Are ecologists too critical? For every theory that tries to make its way, there most probably be someone who says that doesn’t apply to their study organism/system. We thought that we shouldn’t expect theories to always be true, instead we should use them as a stepping stone to build our future work.
Coming back to stylised facts, which may or may not lead to theory, we went around the room and each thought of a stylised fact from our field:
• Plant growth is more temperature sensitive in wetter vs. drier sites (Soil moisture hypothesis, Myers-Smith et al. 2015, Ackerman et al. 2016)
• Biotic interactions shift from negative to positive with increasing environmental severity (Stress gradient hypothesis, Bertness and Callaway 1994)

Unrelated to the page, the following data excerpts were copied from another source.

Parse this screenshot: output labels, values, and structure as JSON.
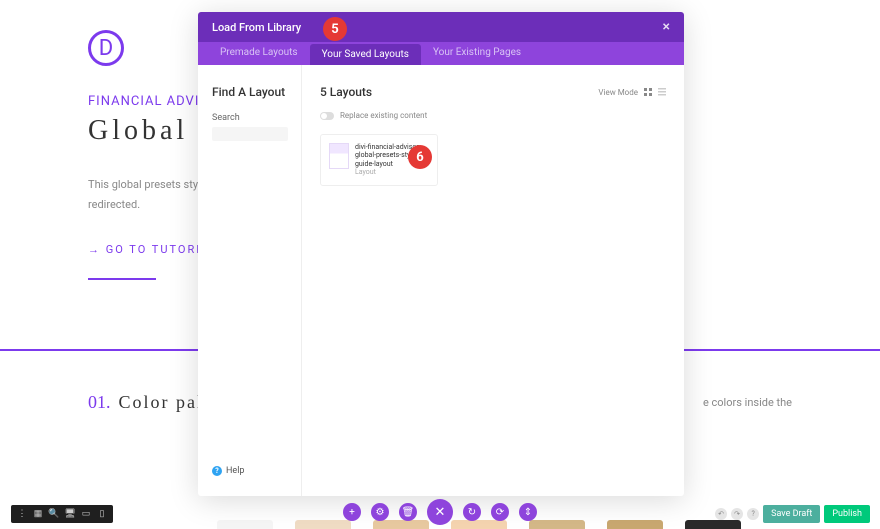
{
  "page": {
    "logo_letter": "D",
    "subtitle": "Financial Advisor Layo",
    "title": "Global Prese",
    "description": "This global presets style guide is a modules into global presets? For a below to be redirected.",
    "goto_link": "→ GO TO TUTORIAL",
    "section_num": "01.",
    "section_label": "Color palette",
    "side_text": "e colors inside the"
  },
  "modal": {
    "header_title": "Load From Library",
    "tabs": {
      "premade": "Premade Layouts",
      "saved": "Your Saved Layouts",
      "existing": "Your Existing Pages"
    },
    "left": {
      "title": "Find A Layout",
      "search_label": "Search",
      "help": "Help"
    },
    "right": {
      "title": "5 Layouts",
      "view_mode": "View Mode",
      "replace_label": "Replace existing content",
      "layout_card": {
        "name": "divi-financial-advisor-global-presets-style-guide-layout",
        "type": "Layout"
      }
    }
  },
  "annotations": {
    "a5": "5",
    "a6": "6"
  },
  "right_toolbar": {
    "save_draft": "Save Draft",
    "publish": "Publish"
  },
  "swatch_colors": [
    "#f5f5f5",
    "#f0dcc4",
    "#e8c9a0",
    "#f5d4b0",
    "#d4b888",
    "#c9a870",
    "#2a2a2a"
  ]
}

• Negative frequency dependence driven by higher trophic levels can maintain diversity (Paine 1966 and the Janzen–Connell hypothesis)

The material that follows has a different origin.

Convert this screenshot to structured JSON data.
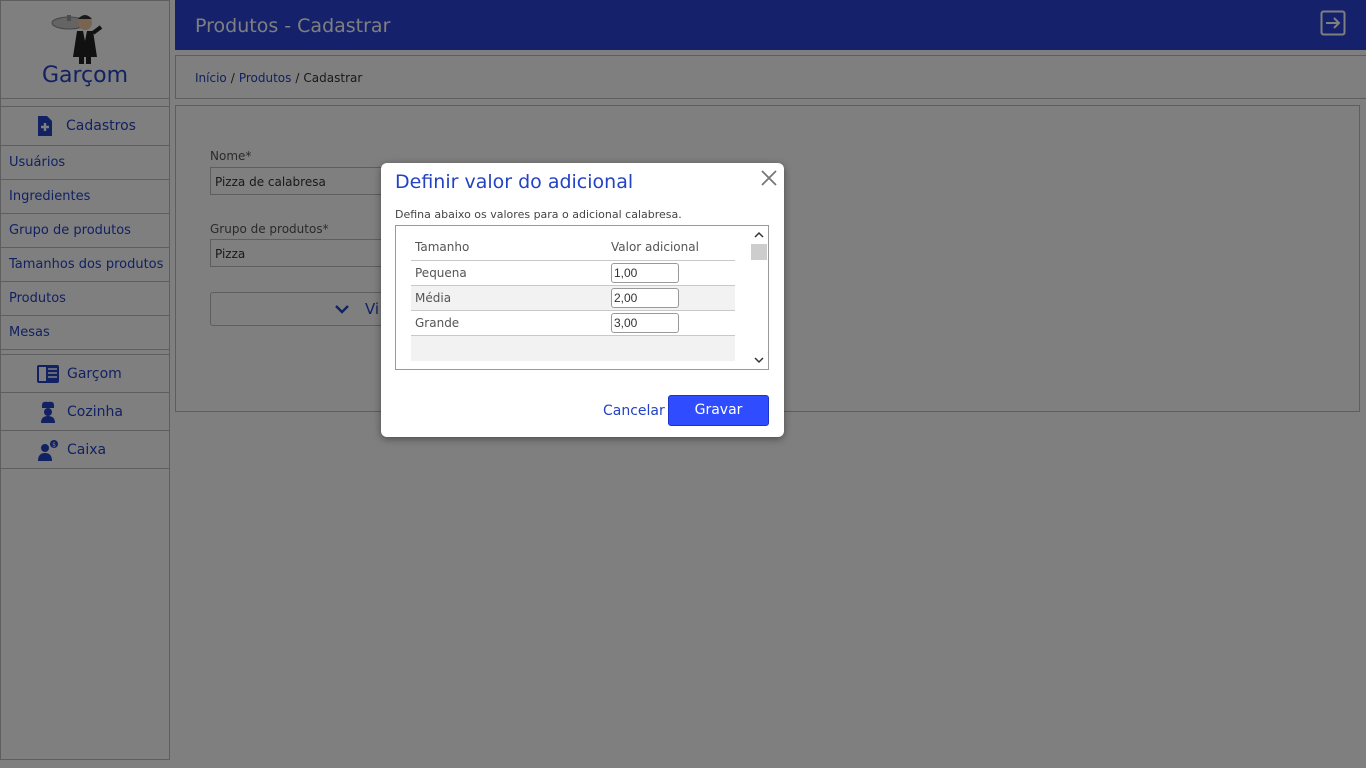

• Phenology responses to global change drivers are stronger at lower throphic levels than higher (Thackeray et al. 2016).
• Decomposition has a saturating relationship with temperature (e.g., Sierra et al. 2015).
• Bigger and older trees are more prone to damage, increasing fungal infection rates (Basham 1958).
• Plants with bigger foliar volume have more biomass (Greaves et al. 2015, Cunliffe et al. 2016).
• Remotely-sensed plant attributes can’t be accurately estimated at scales finer than the individual level (Cunliffe et al. in prep).
• Big trees suffer more than little trees in rainforests experiencing drought (Rowland et al. 2015).
• As the trait diversity of plant communities increases, so does the resource usage efficiency (Lasky et al. 2014).
• Things that grow fast rot fast (Cornelissen et al. 2007).
• The effect of agri-environment schemes is moderated by landscape complexity (e.g. ).
• The effectiveness of conservation interventions is proportionate to the ecological contrast they create (or their additionality) (e.g. Maron et al. 2013).
We finished our discussion where we started – at the definition of what stylised facts are, and whether there is one universal definition – thus showing that ecologists do care about generalisation!